DNAアルキル化という共通機序を軸に、各薬剤の特徴的な違いをゴロで体系化。メスナ併用やBBB通過など臨床応用まで深掘りします。


アルキル化薬の種類をゴロで一気に覚える分類マップ



アルキル化薬は抗がん薬の中でも歴史が古く、種類が多いため「どれがどの分類か」の整理が最初のハードルになります。つまり分類の枠組みを先に覚えることが基本です。


主な分類は大きく5つに分けられます:ナイトロジェンマスタード系、ニトロソウレア系、アルキルスルホネート系、トリアジン系、その他(白金製剤を含む広義の分類)です。この5分類を押さえれば全体の地図が描けます。


ゴロ:「ナイトロン走ってトリアジン」
- ナ → ナイトロジェンマスタード系(シクロホスファミド、イフォスファミド、メルファラン、クロラムブシル)
- ニ → ニトロソウレア系(ニムスチン=ACNU、カルムスチン=BCNU、ロムスチン=CCNU)
- ト → トリアジン系(ダカルバジン、テモゾロミド)
- ア → アルキルスルホネート系(ブスルファン)


これは使えそうです。頭文字「ナニトア」をひとつの流れとして口に出す練習をするだけで、試験直前の確認も30秒で完了します。

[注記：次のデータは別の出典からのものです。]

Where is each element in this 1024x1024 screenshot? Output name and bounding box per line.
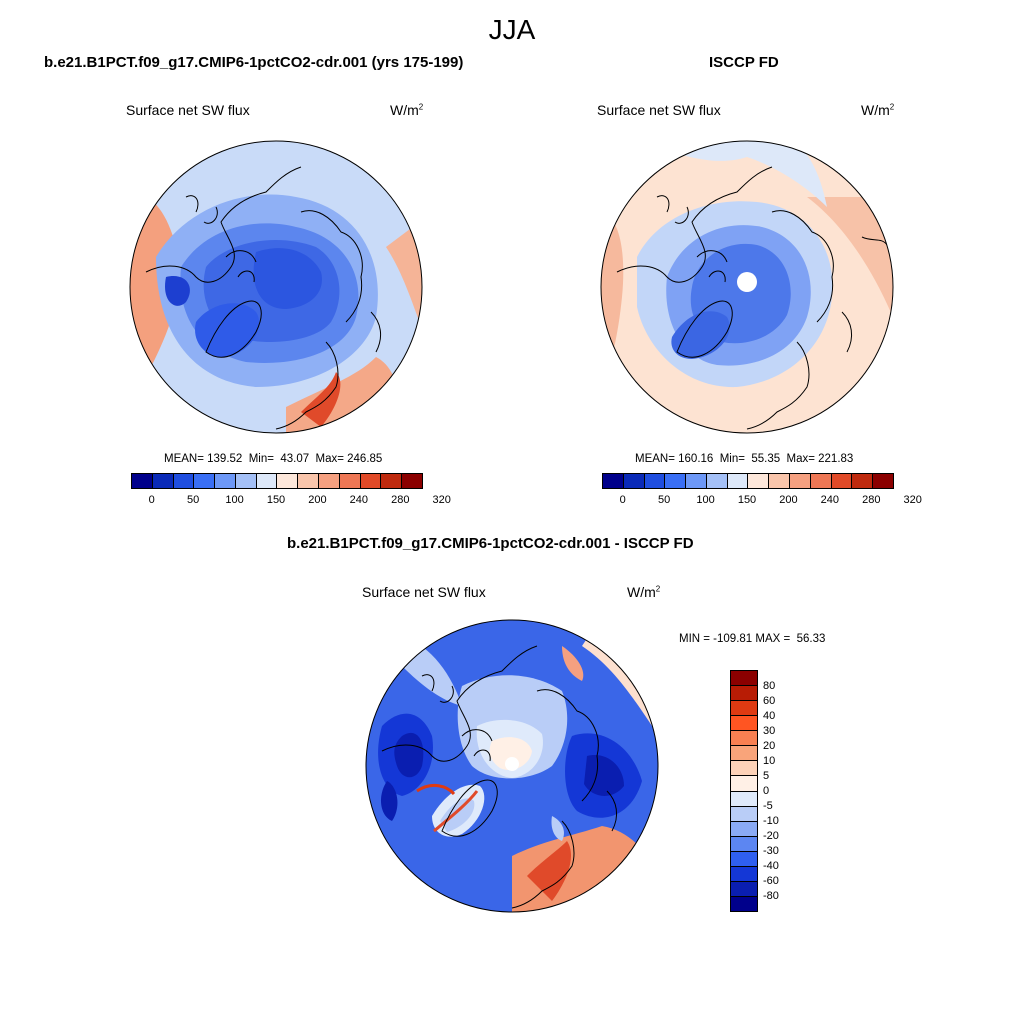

ナイトロジェンマスタード系の中でも特に国試・認定試験への頻出度が高いのがシクロホスファミドとイフォスファミドです。この2剤は「プロドラッグ」という共通点があり、肝臓でのCYP活性化が必要なため、肝機能障害患者への投与では注意が必要です。プロドラッグであることが基本です。


一方、ニトロソウレア系はBBB(血液脳関門)を通過できることが最大の特徴で、脳腫瘍治療に使われます。この点が他のアルキル化薬と明確に異なります。「ニトロソは脳に届く」という一言ゴロを添えると忘れにくくなります。


ブスルファンは慢性骨髄性白血病(CML)の治療や造血幹細胞移植前処置として使われ、非常に強力な骨髄抑制を持ちます。アルキルスルホネート系はブスルファン1剤だけ、という点も覚えやすいポイントです。


アルキル化薬ゴロの作用機序:DNAへの影響をイメージで整理

作用機序の理解なしにゴロだけ暗記しても、応用問題や臨床現場での判断に結びつきません。どういうことでしょうか?


アルキル化薬の共通した作用は「DNA鎖にアルキル基(-CH₂-CH₂-)を付加(アルキル化)することで、DNA複製を阻害し細胞死を誘導する」という点にあります。特にグアニン塩基のN7位への結合が最も代表的です。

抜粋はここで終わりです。